Although men generally think that they understand women, most of them actually do not. Husbands must be humble enough to admit that they do not truly understand their wives. In this third segment of a ten-article series on restoring marriage, Dr. Don Dunlap encourages husbands to acknowledge the fact that their sinful, corrupted natures hinder them from acting tenderly and compassionately toward their wives. He urges men to express genuine humility to their wives when they offend them, and to ask them for forgiveness.
Men often make a third mistake that seriously harms their marriage relationship. They assume that they understand what the specific needs of a woman are.
Most men are blind to the fact that they do not really understand their wives.
The writer of Philippians 2:4 warns,
None of you should think only of his own affairs, but should learn to see things from other peoples points of view.
Most men tend to be egocentric. They look at life only from their own perspective. Thus, although men generally think that they understand women, they actually do not. A husband must be humble enough to admit that he does not truly understand his wife. He must also acknowledge the fact that his own sinful and corrupted nature is what hinders him from being tender and compassionate toward her.
Until a man attempts to view life from his wifes perspective, he cannot live with her in an understanding way.
The command in 1 Peter 3:7 is specifically directed toward men:
You husbands, live with your wives in an understanding way.
No husband has the biblical option not to understand his wife. Yet, when he thinks that he finally understands her, he often finds that she changes. A man must commit himself to becoming a master student of his wife over the period of a lifetime. He should invest whatever time is necessary to learn how a woman thinks. A husband must find out what is important to his wife and seek to view life from her point of view. He should express gratitude for her attentiveness to details and for the extra little things that she does to demonstrate her love for him.
The fourth way that a husband contributes to the downfall of a marriage is to seldom admit to his own failure. A mere superficial admission of wrongdoing is equally as ineffective and offensive as an outright refusal to admit guilt. Most men are proficient at general confessions when they have made a mistake, but they are unwilling to own up to their specific offenses. Nonspecific confessions of guilt usually serve to make matters worse.
When a man refuses to admit that he is wrong he loses the respect of his wife and children.
When a husband refuses to humble himself before his wife and ask for forgiveness, his pride wounds her spirit. She often becomes increasingly unwilling to admit her own guilt when she is wrong, and she frequently develops emotional and physical coolness toward her husband.
A husband must realize that he is responsible for keeping good communication lines open with his wife and his family. Some men believe they lose the respect of people who are under their authority if they admit that they make mistakes.

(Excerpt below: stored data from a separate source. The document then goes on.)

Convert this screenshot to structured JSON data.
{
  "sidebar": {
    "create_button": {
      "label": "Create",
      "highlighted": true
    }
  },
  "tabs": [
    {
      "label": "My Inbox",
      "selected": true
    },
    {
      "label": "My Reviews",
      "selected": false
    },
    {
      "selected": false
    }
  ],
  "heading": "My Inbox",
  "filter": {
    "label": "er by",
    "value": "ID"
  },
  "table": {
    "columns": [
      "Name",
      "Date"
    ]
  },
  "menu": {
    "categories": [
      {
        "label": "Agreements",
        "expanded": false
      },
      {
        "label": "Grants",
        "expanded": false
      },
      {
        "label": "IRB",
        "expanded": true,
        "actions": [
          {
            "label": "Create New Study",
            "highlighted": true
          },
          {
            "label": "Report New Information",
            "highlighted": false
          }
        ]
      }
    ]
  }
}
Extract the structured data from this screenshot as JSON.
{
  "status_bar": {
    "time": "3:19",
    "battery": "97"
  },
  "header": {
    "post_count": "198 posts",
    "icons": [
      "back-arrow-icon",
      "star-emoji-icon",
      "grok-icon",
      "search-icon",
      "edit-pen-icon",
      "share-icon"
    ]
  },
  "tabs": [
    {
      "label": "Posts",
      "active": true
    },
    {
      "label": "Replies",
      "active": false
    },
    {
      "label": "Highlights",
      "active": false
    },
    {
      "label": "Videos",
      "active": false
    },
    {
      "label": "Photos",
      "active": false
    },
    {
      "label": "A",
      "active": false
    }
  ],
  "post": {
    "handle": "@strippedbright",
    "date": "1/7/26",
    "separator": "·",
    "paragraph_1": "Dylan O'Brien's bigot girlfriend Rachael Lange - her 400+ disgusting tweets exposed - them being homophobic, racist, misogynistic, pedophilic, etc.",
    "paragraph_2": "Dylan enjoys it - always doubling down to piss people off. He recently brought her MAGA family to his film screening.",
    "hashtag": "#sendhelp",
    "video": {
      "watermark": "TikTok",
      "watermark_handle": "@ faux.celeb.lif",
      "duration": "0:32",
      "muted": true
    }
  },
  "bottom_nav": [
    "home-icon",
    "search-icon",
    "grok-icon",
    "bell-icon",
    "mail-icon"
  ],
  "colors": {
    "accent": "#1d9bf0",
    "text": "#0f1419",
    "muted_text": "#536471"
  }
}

They wrongly conclude that their family will interpret an admission of guilt as weakness.
The opposite is true. Family members know that no one is perfect. When a husband or father is willing to admit that he is wrong, he earns his familys respect and honor. His humility becomes an example to his family. His wife and his children soon learn to follow his example of repentance and restoration. We read in James 4:6 that God resists the proud, but He gives grace to the humble. Husbands must ask God for the grace to express genuine humility when they offend their wives, and they must be willing to ask for forgiveness.